The natural gas prices have shot up across Europe, driven by the increased demands as countries lifted restrictions posed in the wake of the COVID-19 pandemic. Simultaneously, the Russian invasion of Ukraine in February 2022 resulted in a drop in Russian oil and natural gas exports to Europe further pushing the prices up. While these high rates are worrying the general public, several posts on social media are spreading various misleading claims. A Facebook post shared on August 11, 2022, claims "The EU price cap on gas is 43.99 Euros (£37) per mega watt hour. The U.K. is £263.79 per mega watt hour." The post has over 1600 shares. Similar claims are also viral on Twitter implying that people in the U.K. are being exploited by their government.

In fact:

A CNN News report quoted business analysts noting that Britain is facing higher increased natural gas prices than Italy, Germany, and the rest of Europe. It includes data from the Office of National Statistics (ONS) according to which UK natural gas prices rose nearly 96% in the year to July. The report further added "The worst is yet to come. Average annual energy bills could exceed £4,000 ($4,820) from January.” The reasons for the increased prices mentioned in the report include the broken market, lack of storage, and minimal government support. The markets designed by the U.K. government operate in different ways when compared with other European markets. European markets are believed to have harder regulations on suppliers and rules that protect them from increasing the price suddenly.

Logically has also published a report detailing why British bills are increasing faster than those in some European countries.

Although the prices are rising, particularly in the U.K., the claims that rates are higher than the EU price cap are false. Firstly, the EU (European Union) has not set a gas price cap for its members; the approach varies in different countries as they import from various natural gas sellers. According to Euro News, Spain and Portugal import gas mainly from Algeria and Morocco. At the same time, Germany and U.k import fuel from Russia.
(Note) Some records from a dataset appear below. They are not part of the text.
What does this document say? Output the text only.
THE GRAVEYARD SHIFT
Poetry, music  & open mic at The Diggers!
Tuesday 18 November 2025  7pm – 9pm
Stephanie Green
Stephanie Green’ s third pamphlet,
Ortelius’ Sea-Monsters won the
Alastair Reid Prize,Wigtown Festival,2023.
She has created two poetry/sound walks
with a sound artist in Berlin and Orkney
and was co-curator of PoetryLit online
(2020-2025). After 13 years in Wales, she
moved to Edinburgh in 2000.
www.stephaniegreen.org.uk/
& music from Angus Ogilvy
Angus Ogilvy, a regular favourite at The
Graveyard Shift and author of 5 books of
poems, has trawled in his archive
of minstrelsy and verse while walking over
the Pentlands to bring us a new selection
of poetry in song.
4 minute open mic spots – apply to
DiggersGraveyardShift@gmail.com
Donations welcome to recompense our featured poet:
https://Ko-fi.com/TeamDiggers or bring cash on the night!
It is also important to note here that in May 2022, Reuters reported that the EU commissioner had denied that the union leaders will decide on a price cap. 

Claims of an EU price cap could be based on the fact that the EU agreed to the governments of Spain and Portugal's decision to cap the prices at 40 euros per megawatt-hour, which could be increased to an average of 50 euros over the next 12 months, as per a Reuters report published on May 9,2022. However, the EU did not arrange this but only accepted Spain and Portugal's proposal.

The figure that the U.K. gas price is at £263.79 per megawatt-hour is also incorrect. The Financial Times reported on August 22, 2022, that wholesale gas prices are capped up to £4.80 a therm, equivalent to £163.7 per megawatt-hour. According to the Office of Gas and Electricity Markets (Ofgem), the household gas price cannot exceed £0.07 per kilowatt-hour, that is, £70 megawatt-hour, excluding the daily standing charge. According to Reuters, natural gas prices have also surged in Germany and are now levied to 18.30 euro cents per kilowatt hour (Kwh), increased from 7.87 cents due to the decrease in Russian oil exports. Another Reuters report predicted that the gas prices in Europe are expected to soar even more and can go up to 60 percent in winter, as Russian state gas company Gazprom production continues to fall during winter sanctions.

The verdict:

Gas prices are indeed rising at higher rates in the U.K. than in the rest of Europe, but the costs are not capped at the rate as claimed in the posts. Also, there is no specific price fixed by the European Union across the continent; it varies from different countries. Therefore, we have marked this claim false.